이 글은 파이썬을 이용한 정적 크롤링에 관한 기록입니다.

1. Import library

정적 웹 페이지를 크롤링 하는 데에는 requests 라이브러리와 Beautiful Soup 라이브러리가 사용됩니다.

  • requests : HTTP 관련 라이브러리
    • requests.get() : HTTP 요청
  • Beautiful Soup = bs4 : HTML/XML 파싱 관련 라이브러리
    • BeautifulSoup(): HTTP 응답 객체를 HTML로 변환
import requests
from bs4 import BeautifulSoup

2. HTTP Request & HTTP Response

HTTP 요청에는 requests 라이브러리의 get() 함수를 사용합니다.

req = requests.get("https://www.billboard.com/charts/hot-100")

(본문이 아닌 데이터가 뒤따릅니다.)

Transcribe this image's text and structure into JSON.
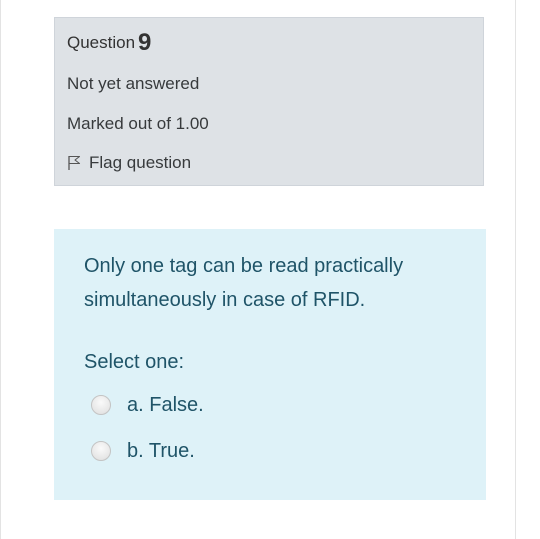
{
  "question_info": {
    "heading_label": "Question",
    "number": "9",
    "state": "Not yet answered",
    "grade": "Marked out of 1.00",
    "flag_label": "Flag question",
    "flag_icon": "flag-outline-icon"
  },
  "question": {
    "text": "Only one tag can be read practically simultaneously in case of RFID.",
    "prompt": "Select one:",
    "options": [
      {
        "label": "a. False.",
        "selected": false
      },
      {
        "label": "b. True.",
        "selected": false
      }
    ]
  },
  "colors": {
    "info_background": "#dee2e6",
    "content_background": "#def2f8",
    "question_text": "#1f5468"
  }
}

이때 HTTP 응답 객체는 다음과 같은 속성을 가지고 있습니다.

  • req.status_code : 응답 상태 코드(response status codes) 출력
  • req.headers : 응답 헤더(response headers) 출력
  • req.encoding : 응답 내용의 인코딩 방식 출력
  • req.text : 응답 내용(response content) 출력
  • req.json()
req.status_code
200
req.headers
{'Date': 'Sat, 13 Mar 2021 07:18:19 GMT', 'Content-Type': 'text/html; charset=UTF-8', 'Transfer-Encoding': 'chunked', 'Connection': 'keep-alive', 'Set-Cookie': '__cfduid=dbcff2350a762e60f08d441270f23e0e81615619899; expires=Mon, 12-Apr-21 07:18:19 GMT; path=/; domain=.billboard.com; HttpOnly; SameSite=Lax; Secure, PGMINFO=cc:kr-ip:182.228.175.191; Max-Age=3600; Path=/; Domain=.billboard.com, __cf_bm=2e0ada7307e3b1cbf7f27f793685660f9348a161-1615619899-1800-AYb5dGHxu5mMZYoPDlpkMSWyQ/x4dx9UgJ3aaL3yc1+zBP9nB6jIZizvQw9Yvyp2Hdwz8xhM06JF4VoOaQawEP12en9WryWJCs3gyC+RK6MN; path=/; expires=Sat, 13-Mar-21 07:48:19 GMT; domain=.billboard.com; HttpOnly; Secure; SameSite=None', 'CF-Ray': '62f37cd1b80112e6-ICN', 'Age': '45', 'Cache-Control': 'max-age=1, public, s-maxage=300', 'Vary': 'Accept-Encoding', 'CF-Cache-Status': 'HIT', 'cf-request-id': '08cc0c5715000012e6a5809000000001', 'Expect-CT': 'max-age=604800, report-uri="https://report-uri.cloudflare.com/cdn-cgi/beacon/expect-ct"', 'X-Trace': '2B8991BA12F1C995146D07597619C3CD6F657E644980ED377041F0B88D00', 'Server': 'cloudflare', 'Content-Encoding': 'gzip', 'alt-svc': 'h3-27=":443"; ma=86400, h3-28=":443"; ma=86400, h3-29=":443"; ma=86400'}
req.encoding
'UTF-8'

3. HTML Parsing

HTTP 응답 객체를 HTML로 변환하는 데에는 bs4BeautifulSoup() 함수를 사용합니다.

html = req.text
soup = BeautifulSoup(html, 'html.parser')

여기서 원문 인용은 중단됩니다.